Re: [PATCH 2/3] Turn bitmap_set and bitmap_clear into memset when possible
From: Matthew Wilcox
Date: Tue Jun 27 2017 - 03:03:10 EST
On Wed, Jun 07, 2017 at 11:16:37PM +0200, Rasmus Villemoes wrote:
> On Wed, Jun 07 2017, Matthew Wilcox <willy@xxxxxxxxxxxxx> wrote:
> > @@ -319,6 +319,9 @@ static __always_inline void bitmap_set(unsigned long *map, unsigned int start,
> > {
> > if (__builtin_constant_p(nbits) && nbits == 1)
> > __set_bit(start, map);
> > + else if (__builtin_constant_p(start & 7) && IS_ALIGNED(start, 8) &&
> > + __builtin_constant_p(nbits & 7) && IS_ALIGNED(nbits, 8))
> > + memset(map + start / 8, 0xff, nbits / 8);
> > else
>
> Isn't the pointer arithmetic wrong here? I think you need to cast map to
> (char*).
Good catch. I've added a test case to test_bitmap.c and it catches
the problem.
> Do you have an example of how the generated code changes, both in the
> case of actual constants and a case where gcc can see that start and
> nbits are byte-aligned without knowing their actual values?
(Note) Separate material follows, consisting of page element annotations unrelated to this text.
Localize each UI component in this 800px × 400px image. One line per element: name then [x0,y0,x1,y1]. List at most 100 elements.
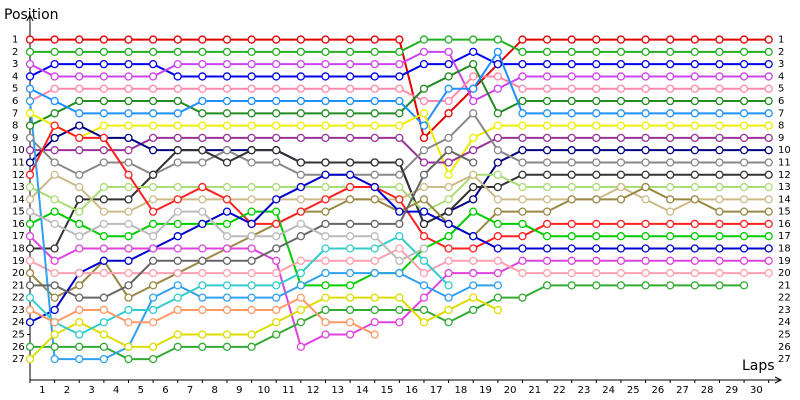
lap-marker [493,207,502,216]
lap-marker [542,109,552,118]
lap-marker [493,146,502,155]
lap-marker [567,121,576,130]
x-tick-label: 10 [258,385,271,396]
lap-marker [419,207,429,216]
lap-marker [493,293,502,302]
lap-marker [50,305,59,315]
lap-marker [518,170,527,179]
lap-marker [370,305,379,315]
lap-marker [75,121,84,130]
lap-marker [641,47,650,57]
lap-marker [764,170,773,179]
lap-marker [666,35,675,44]
lap-marker [518,232,527,241]
lap-marker [493,268,502,278]
lap-marker [370,244,379,253]
lap-marker [124,354,133,364]
lap-marker [25,84,35,93]
lap-marker [173,268,182,278]
lap-marker [616,47,626,57]
lap-marker [272,219,281,229]
x-axis-label: Laps [742,358,775,374]
lap-marker [75,244,84,253]
lap-marker [75,84,84,93]
lap-marker [666,244,675,253]
lap-marker [419,281,429,290]
lap-marker [444,219,453,229]
lap-marker [690,96,699,106]
lap-marker [50,170,59,179]
lap-marker [395,96,404,106]
lap-marker [247,256,256,265]
lap-marker [370,318,379,327]
lap-marker [50,158,59,167]
lap-marker [444,207,453,216]
lap-marker [592,109,601,118]
y-tick-label: 1 [12,35,18,46]
lap-marker [148,47,158,57]
lap-marker [666,170,675,179]
lap-marker [296,281,306,290]
lap-marker [247,47,256,57]
y-tick-label: 13 [12,182,25,193]
lap-marker [444,133,453,143]
x-tick-label: 7 [187,385,193,396]
lap-marker [148,121,158,130]
y-tick-label-right: 13 [778,182,791,193]
lap-marker [493,195,502,204]
lap-marker [173,342,182,351]
lap-marker [567,158,576,167]
lap-marker [247,109,256,118]
lap-marker [124,109,133,118]
lap-marker [370,109,379,118]
lap-marker [25,219,35,229]
lap-marker [124,60,133,69]
lap-marker [567,35,576,44]
lap-marker [198,268,207,278]
lap-marker [616,268,626,278]
lap-marker [641,195,650,204]
lap-marker [690,60,699,69]
lap-marker [444,96,453,106]
lap-marker [173,330,182,339]
lap-marker [272,305,281,315]
x-tick-label: 27 [676,385,689,396]
lap-marker [321,158,330,167]
lap-marker [567,244,576,253]
lap-marker [173,244,182,253]
lap-marker [296,170,306,179]
lap-marker [690,195,699,204]
lap-marker [739,84,749,93]
lap-marker [542,268,552,278]
lap-marker [321,330,330,339]
lap-marker [321,281,330,290]
lap-marker [173,281,182,290]
y-tick-label-right: 24 [778,317,791,328]
lap-marker [296,109,306,118]
lap-marker [198,109,207,118]
lap-marker [542,195,552,204]
lap-marker [493,232,502,241]
lap-marker [715,158,724,167]
lap-marker [296,219,306,229]
lap-marker [419,293,429,302]
lap-marker [321,293,330,302]
lap-marker [25,207,35,216]
lap-marker [321,305,330,315]
lap-marker [469,133,478,143]
y-tick-label-right: 22 [778,293,791,304]
lap-marker [690,146,699,155]
lap-marker [247,60,256,69]
x-tick-label: 14 [356,385,369,396]
lap-marker [469,158,478,167]
lap-marker [25,60,35,69]
lap-marker [395,256,404,265]
lap-marker [395,47,404,57]
lap-marker [419,133,429,143]
lap-marker [715,170,724,179]
lap-marker [493,256,502,265]
lap-marker [124,35,133,44]
lap-marker [272,47,281,57]
lap-marker [592,232,601,241]
lap-marker [764,219,773,229]
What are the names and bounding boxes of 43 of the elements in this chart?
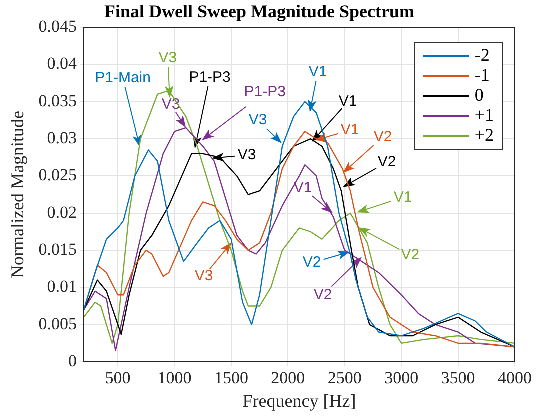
legend-label: 0 bbox=[474, 85, 484, 106]
annotation: V2 bbox=[374, 128, 392, 146]
annotation: V3 bbox=[194, 268, 214, 284]
chart-title: Final Dwell Sweep Magnitude Spectrum bbox=[104, 1, 414, 22]
annotation: V2 bbox=[302, 254, 322, 272]
x-tick-label: 3000 bbox=[384, 368, 419, 388]
annotation: V2 bbox=[401, 246, 420, 264]
annotation: V3 bbox=[238, 146, 256, 164]
annotation: V1 bbox=[340, 122, 360, 139]
legend-label: +2 bbox=[474, 125, 494, 146]
annotation: P1-P3 bbox=[244, 84, 286, 101]
x-tick-label: 1000 bbox=[158, 368, 192, 388]
x-tick-label: 3500 bbox=[441, 368, 476, 388]
legend-label: +1 bbox=[474, 105, 494, 126]
y-tick-label: 0.03 bbox=[47, 128, 77, 148]
x-tick-label: 1500 bbox=[214, 368, 248, 388]
annotation: V1 bbox=[338, 93, 358, 110]
annotation: P1-P3 bbox=[189, 68, 231, 86]
x-tick-label: 2000 bbox=[271, 368, 306, 388]
x-tick-label: 4000 bbox=[498, 368, 532, 388]
y-tick-label: 0.005 bbox=[38, 314, 77, 334]
x-tick-label: 2500 bbox=[328, 368, 362, 388]
annotation: V1 bbox=[308, 63, 328, 80]
y-tick-label: 0.04 bbox=[47, 54, 78, 74]
annotation: V2 bbox=[314, 286, 332, 304]
annotation: V3 bbox=[158, 49, 178, 66]
y-tick-label: 0.045 bbox=[38, 17, 77, 36]
y-tick-label: 0.035 bbox=[38, 91, 77, 110]
annotation: V3 bbox=[248, 112, 268, 129]
y-tick-label: 0 bbox=[68, 351, 77, 370]
legend-label: -1 bbox=[474, 65, 490, 86]
y-tick-label: 0.02 bbox=[47, 202, 77, 222]
y-tick-label: 0.01 bbox=[47, 277, 77, 296]
annotation: V2 bbox=[378, 154, 396, 171]
y-tick-label: 0.025 bbox=[38, 166, 77, 185]
annotation: P1-Main bbox=[95, 69, 151, 86]
x-tick-label: 500 bbox=[105, 368, 131, 388]
x-axis-title: Frequency [Hz] bbox=[242, 390, 356, 411]
legend-label: -2 bbox=[474, 45, 490, 66]
y-tick-label: 0.015 bbox=[38, 240, 77, 259]
annotation: V1 bbox=[294, 180, 312, 197]
annotation: V1 bbox=[394, 188, 412, 206]
y-axis-title: Normalized Magnitude bbox=[8, 111, 28, 279]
Here's an example of start == 0 and nbits being clearly a multiple of 8,
courtesy of btrfs's extent-io-tests.c.
Before:
f1: 48 8b 5c 24 10 mov 0x10(%rsp),%rbx
f6: 4c 8b 3c 24 mov (%rsp),%r15
fa: 31 f6 xor %esi,%esi
fc: 44 8d 34 dd 00 00 00 lea 0x0(,%rbx,8),%r14d
103: 00
104: 4c 8d 2c dd 00 00 00 lea 0x0(,%rbx,8),%r13
10b: 00
10c: 4c 89 ff mov %r15,%rdi
10f: 44 89 f2 mov %r14d,%edx
112: e8 00 00 00 00 callq 117 <__test_eb_bitmaps+0x77>
113: R_X86_64_PC32 bitmap_set-0x4
117: 31 d2 xor %edx,%edx
119: 31 f6 xor %esi,%esi
11b: 4c 89 e9 mov %r13,%rcx
11e: 4c 89 e7 mov %r12,%rdi
121: e8 00 00 00 00 callq 126 <__test_eb_bitmaps+0x86>
122: R_X86_64_PC32 extent_buffer_bitmap_set-0x4
After:
f1: 4c 8b 7c 24 10 mov 0x10(%rsp),%r15
f6: be ff 00 00 00 mov $0xff,%esi
fb: 48 89 df mov %rbx,%rdi
fe: 4d 89 fe mov %r15,%r14
101: 4e 8d 2c fd 00 00 00 lea 0x0(,%r15,8),%r13
108: 00
109: 41 81 e6 ff ff ff 1f and $0x1fffffff,%r14d
110: 4c 89 f2 mov %r14,%rdx
113: e8 00 00 00 00 callq 118 <__test_eb_bitmaps+0x78>
114: R_X86_64_PC32 memset-0x4
118: 48 8b 2c 24 mov (%rsp),%rbp
11c: 31 d2 xor %edx,%edx
11e: 31 f6 xor %esi,%esi
120: 4c 89 e9 mov %r13,%rcx
123: 48 89 ef mov %rbp,%rdi
126: e8 00 00 00 00 callq 12b <__test_eb_bitmaps+0x8b>
127: R_X86_64_PC32 extent_buffer_bitmap_set-0x4
It's actually slightly less efficient in the caller (although obviously
memset() is going to execute faster than bitmap_set()). Partly because
x86 made some odd choices about the behaviour of an 8-bit move instruction
(it leaves the upper 24 bits intact, rather than zeroing them, so gcc
has to use a 32-bit move instruction to put 0xff into the second argument
to memset()), and partly because gcc is seeing us do:
unsigned long len;
len = len * 8 / 8;
so it's (very reasonably) transforming that into len &= 0x1fff'ffff'ffff'ffff;
That's partly a quirk of how this particular function is written.